The final track, despite appearing to be a lengthier piece, consists of two short, apparently unconnected songs, combined into one track, with a noticeable pause in between. According to Oldfield, the album was made in full compliance with his recording company, Virgin Records, which demanded he create more commercially oriented material than his previous albums. After recording Earth Moving Oldfield wanted to move away from 'computerised music' and return to real musicians and instruments; this is evident in his next album, Amarok.

==Promotion==
According to an interview Mike Oldfield and Anita Hegerland gave on the television programme Good Morning Britain, the song "Innocent" was inspired by their young daughter Greta, who appears in the song's music video. In the programme, Oldfield and Hegerland performed an acoustic version of the song, Hegerland singing and Oldfield playing the guitar.

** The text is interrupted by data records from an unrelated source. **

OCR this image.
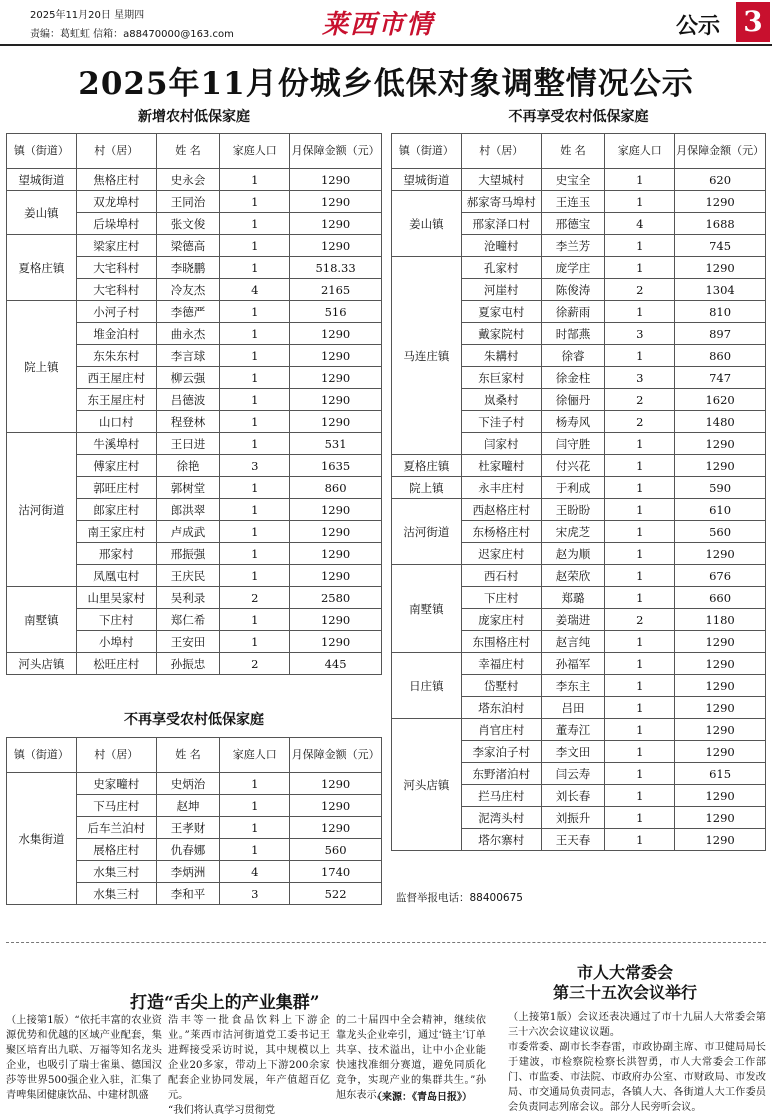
2025年11月20日 星期四
责编：葛虹虹 信箱：a88470000@163.com	莱西市情	公示 3
2025年11月份城乡低保对象调整情况公示
新增农村低保家庭
镇（街道）	村（居）	姓 名	家庭人口	月保障金额（元）
望城街道	焦格庄村	史永会	1	1290
姜山镇	双龙埠村	王同治	1	1290
	后垛埠村	张文俊	1	1290
夏格庄镇	梁家庄村	梁德高	1	1290
	大宅科村	李晓鹏	1	518.33
	大宅科村	冷友杰	4	2165
院上镇	小河子村	李德严	1	516
	堆金泊村	曲永杰	1	1290
	东朱东村	李言球	1	1290
	西王屋庄村	柳云强	1	1290
	东王屋庄村	吕德波	1	1290
	山口村	程登林	1	1290
沽河街道	牛溪埠村	王曰进	1	531
	傅家庄村	徐艳	3	1635
	郭旺庄村	郭树堂	1	860
	郎家庄村	郎洪翠	1	1290
	南王家庄村	卢成武	1	1290
	邢家村	邢振强	1	1290
	凤凰屯村	王庆民	1	1290
南墅镇	山里吴家村	吴利录	2	2580
	下庄村	郑仁希	1	1290
	小埠村	王安田	1	1290
河头店镇	松旺庄村	孙振忠	2	445
不再享受农村低保家庭
镇（街道）	村（居）	姓 名	家庭人口	月保障金额（元）
水集街道	史家疃村	史炳治	1	1290
	下马庄村	赵坤	1	1290
	后车兰泊村	王孝财	1	1290
	展格庄村	仇春娜	1	560
	水集三村	李炳洲	4	1740
	水集三村	李和平	3	522
不再享受农村低保家庭
镇（街道）	村（居）	姓 名	家庭人口	月保障金额（元）
望城街道	大望城村	史宝全	1	620
姜山镇	郝家寄马埠村	王连玉	1	1290
	邢家泽口村	邢德宝	4	1688
	沧疃村	李兰芳	1	745
马连庄镇	孔家村	庞学庄	1	1290
	河崖村	陈俊涛	2	1304
	夏家屯村	徐薪雨	1	810
	戴家院村	时郜燕	3	897
	朱耩村	徐睿	1	860
	东巨家村	徐金柱	3	747
	岚桑村	徐俪丹	2	1620
	下洼子村	杨寿风	2	1480
	闫家村	闫守胜	1	1290
夏格庄镇	杜家疃村	付兴花	1	1290
院上镇	永丰庄村	于利成	1	590
沽河街道	西赵格庄村	王盼盼	1	610
	东杨格庄村	宋虎芝	1	560
	迟家庄村	赵为顺	1	1290
南墅镇	西石村	赵荣欣	1	676
	下庄村	郑璐	1	660
	庞家庄村	姜瑞进	2	1180
	东围格庄村	赵言纯	1	1290
日庄镇	幸福庄村	孙福军	1	1290
	岱墅村	李东主	1	1290
	塔东泊村	吕田	1	1290
河头店镇	肖官庄村	董寿江	1	1290
	李家泊子村	李文田	1	1290
	东野渚泊村	闫云寿	1	615
	拦马庄村	刘长春	1	1290
	泥湾头村	刘振升	1	1290
	塔尔寨村	王天春	1	1290
监督举报电话：88400675
打造“舌尖上的产业集群”
（上接第1版）“依托丰富的农业资源优势和优越的区域产业配套，集聚区培育出九联、万福等知名龙头企业，也吸引了瑞士雀巢、德国汉莎等世界500强企业入驻，汇集了青啤集团健康饮品、中建材凯盛
浩丰等一批食品饮料上下游企业。”莱西市沽河街道党工委书记王进辉接受采访时说，其中规模以上企业20多家，带动上下游200余家配套企业协同发展，年产值超百亿元。
“我们将认真学习贯彻党
的二十届四中全会精神，继续依靠龙头企业牵引，通过‘链主’订单共享、技术溢出，让中小企业能快速找准细分赛道，避免同质化竞争，实现产业的集群共生。”孙旭东表示。
（来源：《青岛日报》）
市人大常委会
第三十五次会议举行
（上接第1版）会议还表决通过了市十九届人大常委会第三十六次会议建议议题。
市委常委、副市长李春雷，市政协副主席、市卫健局局长于建波，市检察院检察长洪智勇，市人大常委会工作部门、市监委、市法院、市政府办公室、市财政局、市发改局、市交通局负责同志，各镇人大、各街道人大工作委员会负责同志列席会议。部分人民旁听会议。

"Earth Moving", "Innocent" and "(One Glance Is) Holy" were released as singles.

==Equipment==
Earth Moving is the first album on which Oldfield used PRS guitars, having previously used Gibson guitars. Synthesizers on the album include a Fairlight Series III and various instruments made by Roland and Korg (including an M1). The album was recorded using an Atari 1040ST with C-Lab Notator software, a Harrison Series X console, a Studer A8800 tape deck with Dolby SR noise reduction, an Ampex Grand Master tape and ATC SCM200 monitors.

==Track listing==
All tracks written by Mike Oldfield.

===Side one===
1. "Holy" – 4:37
2. "Hostage" – 4:09
3. "Far Country" – 4:25
4. "Innocent" – 3:30
5. "Runaway Son" – 4:05

===Side two===
1. "See the Light" – 3:59
2. "Earth Moving" – 4:03
3. "Blue Night" – 3:47
4. "Nothing But" / "Bridge to Paradise" – 8:40

==Personnel==
- Mike Oldfield – guitars and keyboards
- Max Bacon – vocals ("Hostage", "Bridge to Paradise")
- Adrian Belew – vocals ("Holy"), left channel guitar solo ("Far Country")
- Nikki "B" Bentley – vocals ("Earth Moving")
- Anita Hegerland – vocals ("Innocent")
- Carol Kenyon – vocals ("Nothing But")
- Raphael Ravenscroft – saxophone
- Maggie Reilly – vocals ("Blue Night")
- Phil Spalding – bass guitar, backing vocals ("Bridge to Paradise", "See the Light", "Holy")
- Chris Thompson – vocals ("Runaway Son", "See the Light")
- Carl Wayne – backing vocals ("Earth Moving")
- Mark Williamson – vocals ("Far Country")

==Charts==

===Weekly charts===

| Chart (1989) | Peak position |
|---|---|
| Austrian Albums (Ö3 Austria) | 21 |
| Dutch Albums (Album Top 100) | 55 |
| German Albums (Offizielle Top 100) | 1 |
| Spanish Albums (PROMUSICAE) | 21 |
| Swedish Albums (Sverigetopplistan) | 21 |
| Swiss Albums (Schweizer Hitparade) | 3 |
| UK Albums (Official Charts) | 30 |

===Year-end charts===

| Chart (1989) | Position |
|---|---|
| German Albums (Offizielle Top 100) | 33 |
| Swiss Albums (Schweizer Hitparade) | 22 |

==Certifications==

| Region | Certification | Certified units/sales |
| France (SNEP) | Gold | 100,000^{*} |
| Germany (BVMI) | Gold | 250,000^{^} |
| Spain (Promusicae) | Gold | 50,000^{^} |
| Switzerland (IFPI Switzerland) | Gold | 25,000^{^} |
^{*} Sales figures based on certification alone. ^{^} Shipments figures based on certification alone.